My guess is that they’re not good. That’s one reason why some academic medical centers are restricting visits by pharmaceutical sales reps, and perhaps why those restrictions are associated with reduced prescribing of brand name drugs and higher use of generics.
But we’ve also criticized its practice of accepting sponsorship from PhRMA (the Pharmaceutical Research and Manufacturers of America) for its Morning Rounds email — as well as other drug industry funding.
We think that such arrangements represent a serious conflict of interest. They are tone deaf and should raise questions in the minds of readers about how their news gets made and whose interests are being represented.
Those questions become even more relevant in the wake of an article like this one.
STAT has revised the bio at the end of Dr. Yapundich’s article to include relevant financial disclosures (see below). We are working on a follow-up post that will address this and other issues related to the op-ed.

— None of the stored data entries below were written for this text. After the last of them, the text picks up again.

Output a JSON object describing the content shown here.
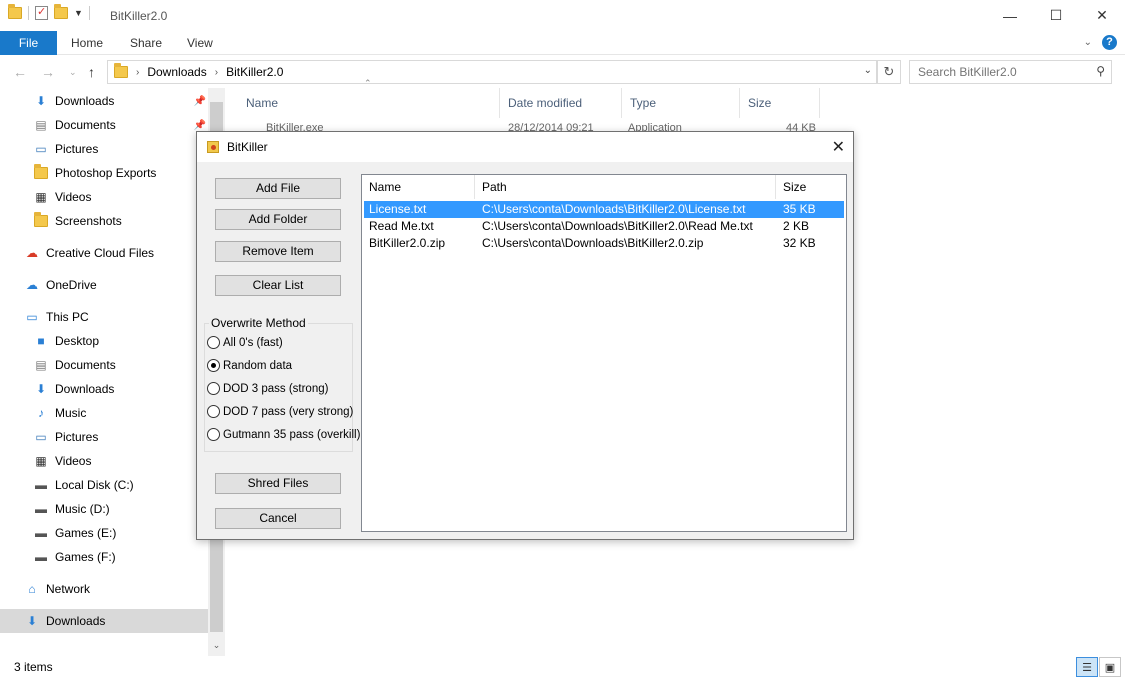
{
  "explorer": {
    "title": "BitKiller2.0",
    "tabs": [
      "File",
      "Home",
      "Share",
      "View"
    ],
    "breadcrumb": [
      "Downloads",
      "BitKiller2.0"
    ],
    "search_placeholder": "Search BitKiller2.0",
    "columns": [
      "Name",
      "Date modified",
      "Type",
      "Size"
    ],
    "partial_row": {
      "name": "BitKiller.exe",
      "date": "28/12/2014 09:21",
      "type": "Application",
      "size": "44 KB"
    },
    "status": "3 items",
    "nav": [
      {
        "label": "Downloads",
        "icon": "download-icon",
        "pinned": true
      },
      {
        "label": "Documents",
        "icon": "documents-icon",
        "pinned": true
      },
      {
        "label": "Pictures",
        "icon": "pictures-icon",
        "pinned": false
      },
      {
        "label": "Photoshop Exports",
        "icon": "folder-icon",
        "pinned": false
      },
      {
        "label": "Videos",
        "icon": "videos-icon",
        "pinned": false
      },
      {
        "label": "Screenshots",
        "icon": "folder-icon",
        "pinned": false
      },
      {
        "label": "Creative Cloud Files",
        "icon": "creative-cloud-icon",
        "pinned": false
      },
      {
        "label": "OneDrive",
        "icon": "onedrive-icon",
        "pinned": false
      },
      {
        "label": "This PC",
        "icon": "pc-icon",
        "pinned": false
      },
      {
        "label": "Desktop",
        "icon": "desktop-icon",
        "pinned": false
      },
      {
        "label": "Documents",
        "icon": "documents-icon",
        "pinned": false
      },
      {
        "label": "Downloads",
        "icon": "download-icon",
        "pinned": false
      },
      {
        "label": "Music",
        "icon": "music-icon",
        "pinned": false
      },
      {
        "label": "Pictures",
        "icon": "pictures-icon",
        "pinned": false
      },
      {
        "label": "Videos",
        "icon": "videos-icon",
        "pinned": false
      },
      {
        "label": "Local Disk (C:)",
        "icon": "drive-icon",
        "pinned": false
      },
      {
        "label": "Music (D:)",
        "icon": "drive-icon",
        "pinned": false
      },
      {
        "label": "Games (E:)",
        "icon": "drive-icon",
        "pinned": false
      },
      {
        "label": "Games (F:)",
        "icon": "drive-icon",
        "pinned": false
      },
      {
        "label": "Network",
        "icon": "network-icon",
        "pinned": false
      },
      {
        "label": "Downloads",
        "icon": "download-icon",
        "pinned": false,
        "selected": true
      }
    ]
  },
  "dialog": {
    "title": "BitKiller",
    "buttons": {
      "add_file": "Add File",
      "add_folder": "Add Folder",
      "remove_item": "Remove Item",
      "clear_list": "Clear List",
      "shred_files": "Shred Files",
      "cancel": "Cancel"
    },
    "overwrite": {
      "legend": "Overwrite Method",
      "options": [
        {
          "label": "All 0's (fast)",
          "checked": false
        },
        {
          "label": "Random data",
          "checked": true
        },
        {
          "label": "DOD 3 pass (strong)",
          "checked": false
        },
        {
          "label": "DOD 7 pass (very strong)",
          "checked": false
        },
        {
          "label": "Gutmann 35 pass (overkill)",
          "checked": false
        }
      ]
    },
    "list": {
      "columns": [
        "Name",
        "Path",
        "Size"
      ],
      "rows": [
        {
          "name": "License.txt",
          "path": "C:\\Users\\conta\\Downloads\\BitKiller2.0\\License.txt",
          "size": "35 KB",
          "selected": true
        },
        {
          "name": "Read Me.txt",
          "path": "C:\\Users\\conta\\Downloads\\BitKiller2.0\\Read Me.txt",
          "size": "2 KB",
          "selected": false
        },
        {
          "name": "BitKiller2.0.zip",
          "path": "C:\\Users\\conta\\Downloads\\BitKiller2.0.zip",
          "size": "32 KB",
          "selected": false
        }
      ]
    }
  },
  "colors": {
    "accent": "#1979ca",
    "selection": "#3399ff",
    "nav_selected": "#d9d9d9"
  }
}
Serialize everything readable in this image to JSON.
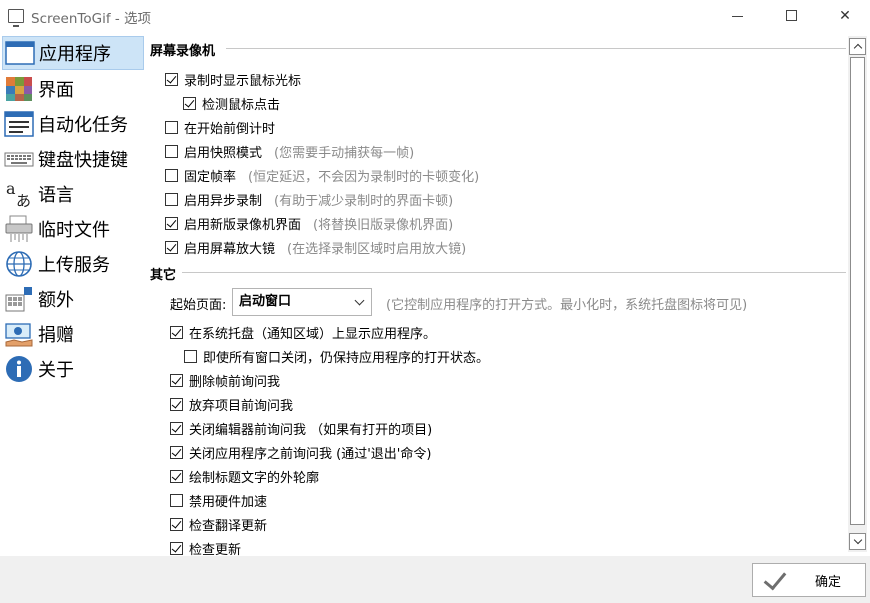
{
  "window": {
    "title": "ScreenToGif - 选项"
  },
  "sidebar": {
    "items": [
      {
        "label": "应用程序",
        "icon": "window-icon",
        "selected": true
      },
      {
        "label": "界面",
        "icon": "palette-icon",
        "selected": false
      },
      {
        "label": "自动化任务",
        "icon": "task-list-icon",
        "selected": false
      },
      {
        "label": "键盘快捷键",
        "icon": "keyboard-icon",
        "selected": false
      },
      {
        "label": "语言",
        "icon": "language-icon",
        "selected": false
      },
      {
        "label": "临时文件",
        "icon": "shredder-icon",
        "selected": false
      },
      {
        "label": "上传服务",
        "icon": "globe-icon",
        "selected": false
      },
      {
        "label": "额外",
        "icon": "extras-icon",
        "selected": false
      },
      {
        "label": "捐赠",
        "icon": "donate-icon",
        "selected": false
      },
      {
        "label": "关于",
        "icon": "info-icon",
        "selected": false
      }
    ]
  },
  "recorder": {
    "header": "屏幕录像机",
    "options": [
      {
        "label": "录制时显示鼠标光标",
        "hint": "",
        "checked": true,
        "indent": 0
      },
      {
        "label": "检测鼠标点击",
        "hint": "",
        "checked": true,
        "indent": 1
      },
      {
        "label": "在开始前倒计时",
        "hint": "",
        "checked": false,
        "indent": 0
      },
      {
        "label": "启用快照模式",
        "hint": "(您需要手动捕获每一帧)",
        "checked": false,
        "indent": 0
      },
      {
        "label": "固定帧率",
        "hint": "(恒定延迟，不会因为录制时的卡顿变化)",
        "checked": false,
        "indent": 0
      },
      {
        "label": "启用异步录制",
        "hint": "(有助于减少录制时的界面卡顿)",
        "checked": false,
        "indent": 0
      },
      {
        "label": "启用新版录像机界面",
        "hint": "(将替换旧版录像机界面)",
        "checked": true,
        "indent": 0
      },
      {
        "label": "启用屏幕放大镜",
        "hint": "(在选择录制区域时启用放大镜)",
        "checked": true,
        "indent": 0
      }
    ]
  },
  "other": {
    "header": "其它",
    "start_page_label": "起始页面:",
    "start_page_value": "启动窗口",
    "start_page_hint": "(它控制应用程序的打开方式。最小化时，系统托盘图标将可见)",
    "options": [
      {
        "label": "在系统托盘（通知区域）上显示应用程序。",
        "hint": "",
        "checked": true,
        "indent": 0
      },
      {
        "label": "即使所有窗口关闭，仍保持应用程序的打开状态。",
        "hint": "",
        "checked": false,
        "indent": 1
      },
      {
        "label": "删除帧前询问我",
        "hint": "",
        "checked": true,
        "indent": 0
      },
      {
        "label": "放弃项目前询问我",
        "hint": "",
        "checked": true,
        "indent": 0
      },
      {
        "label": "关闭编辑器前询问我 （如果有打开的项目)",
        "hint": "",
        "checked": true,
        "indent": 0
      },
      {
        "label": "关闭应用程序之前询问我 (通过'退出'命令)",
        "hint": "",
        "checked": true,
        "indent": 0
      },
      {
        "label": "绘制标题文字的外轮廓",
        "hint": "",
        "checked": true,
        "indent": 0
      },
      {
        "label": "禁用硬件加速",
        "hint": "",
        "checked": false,
        "indent": 0
      },
      {
        "label": "检查翻译更新",
        "hint": "",
        "checked": true,
        "indent": 0
      },
      {
        "label": "检查更新",
        "hint": "",
        "checked": true,
        "indent": 0
      }
    ]
  },
  "footer": {
    "ok_label": "确定"
  }
}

Robert Yapundich, M.D., is a neurologist practicing in Hickory, N.C., and a member of the Alliance for Patient Access. The alliance, which receives funding from pharmaceutical companies, supports regulations that expand manufacturers’ ability to discuss off-label uses, particularly those that are accepted in compendia and practice guidelines or reimbursed by the government and insurers. According to OpenPaymentsData, Dr. Yapundich was paid $332,294 by industry between 2013 and 2016.
Editor’s note: This article was updated to include Dr. Yapundich’s ties with industry, which were not disclosed to STAT.